© Dominic Hawgood, CGI still from the series ‘Casting out the Self, 2017 ; Source @ Photoworks
With the increased digitalisation use of photography, a whole system of photography techniques, methods and production equipment was replaced by another superstructure of methods and devices (electronic, or digital), which dramatically changed and expanded the possibilities of capturing, editing and circulating images.
Instead of conventional image capturing, Hawgood focuses on practices associated with image manipulation and the production of computer generated images – which raises the questions of the ontological and epistemological nature of photography, while simultaneously forcing us to question the limits, tensions, and articulations between real and virtual, between fact and fiction, between representation and imagination.
While photography is being questioned in this direction, “Casting out the Self” took this direction and turned it around to explore the spiritual side of digitals. The work explores the aesthetic properties of DMT – a psychedelic drug that is seen as a means to access the spiritual world. The aesthetic side of the effect as Hawgood described, “offered this digital experience — I felt like I was inside a computer simulation of some kind… you experience strange perspectives, distortions that might feel symmetrical or something like that. There’s unusual depth, noiselessness, clarity—all kinds of things that you associate with building imagery in CG (computer graphics) and digitally.”

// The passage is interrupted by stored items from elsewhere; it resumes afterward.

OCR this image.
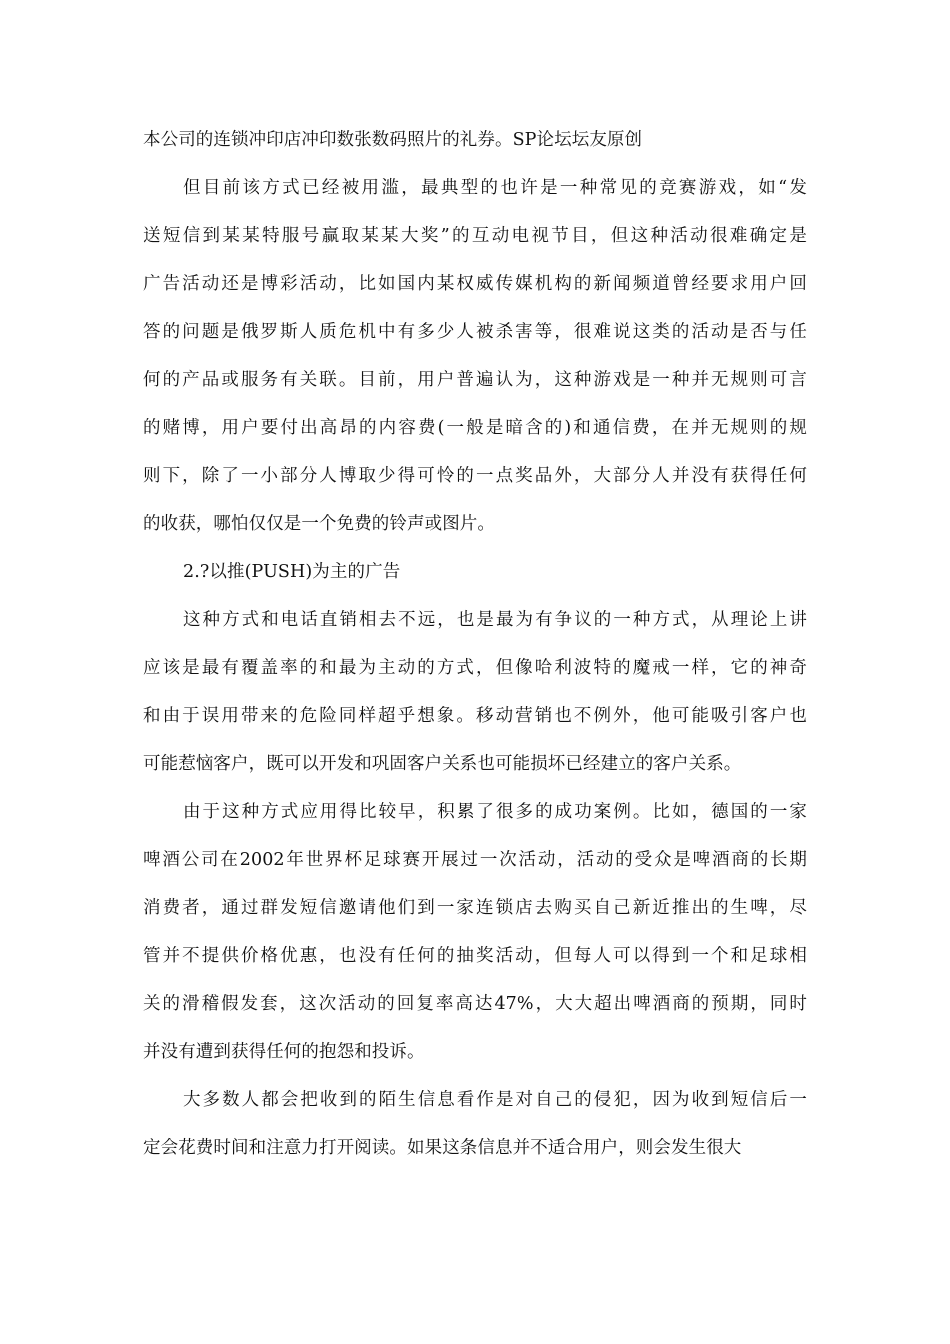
本公司的连锁冲印店冲印数张数码照片的礼券。SP论坛坛友原创
但目前该方式已经被用滥，最典型的也许是一种常见的竞赛游戏，如“发
送短信到某某特服号赢取某某大奖”的互动电视节目，但这种活动很难确定是
广告活动还是博彩活动，比如国内某权威传媒机构的新闻频道曾经要求用户回
答的问题是俄罗斯人质危机中有多少人被杀害等，很难说这类的活动是否与任
何的产品或服务有关联。目前，用户普遍认为，这种游戏是一种并无规则可言
的赌博，用户要付出高昂的内容费(一般是暗含的)和通信费，在并无规则的规
则下，除了一小部分人博取少得可怜的一点奖品外，大部分人并没有获得任何
的收获，哪怕仅仅是一个免费的铃声或图片。
2.?以推(PUSH)为主的广告
这种方式和电话直销相去不远，也是最为有争议的一种方式，从理论上讲
应该是最有覆盖率的和最为主动的方式，但像哈利波特的魔戒一样，它的神奇
和由于误用带来的危险同样超乎想象。移动营销也不例外，他可能吸引客户也
可能惹恼客户，既可以开发和巩固客户关系也可能损坏已经建立的客户关系。
由于这种方式应用得比较早，积累了很多的成功案例。比如，德国的一家
啤酒公司在2002年世界杯足球赛开展过一次活动，活动的受众是啤酒商的长期
消费者，通过群发短信邀请他们到一家连锁店去购买自己新近推出的生啤，尽
管并不提供价格优惠，也没有任何的抽奖活动，但每人可以得到一个和足球相
关的滑稽假发套，这次活动的回复率高达47%，大大超出啤酒商的预期，同时
并没有遭到获得任何的抱怨和投诉。
大多数人都会把收到的陌生信息看作是对自己的侵犯，因为收到短信后一
定会花费时间和注意力打开阅读。如果这条信息并不适合用户，则会发生很大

He collaborated with another artist and created video animation which displays various images, visuals, and objects. This work focuses on digital technology and the visual world this technology makes possible, but also serves as a means to raise questions regarding the transition from the real world to the digital world.
The work tests a lot of boundaries that touch upon topics of my interest: spirituality and the line between real and fake. No doubt his work stretches and bends over my mind on how nowadays what photography is. Is CGI rendered images also a type of photography? With the increased digital technology usage in photography nowadays, what is photography?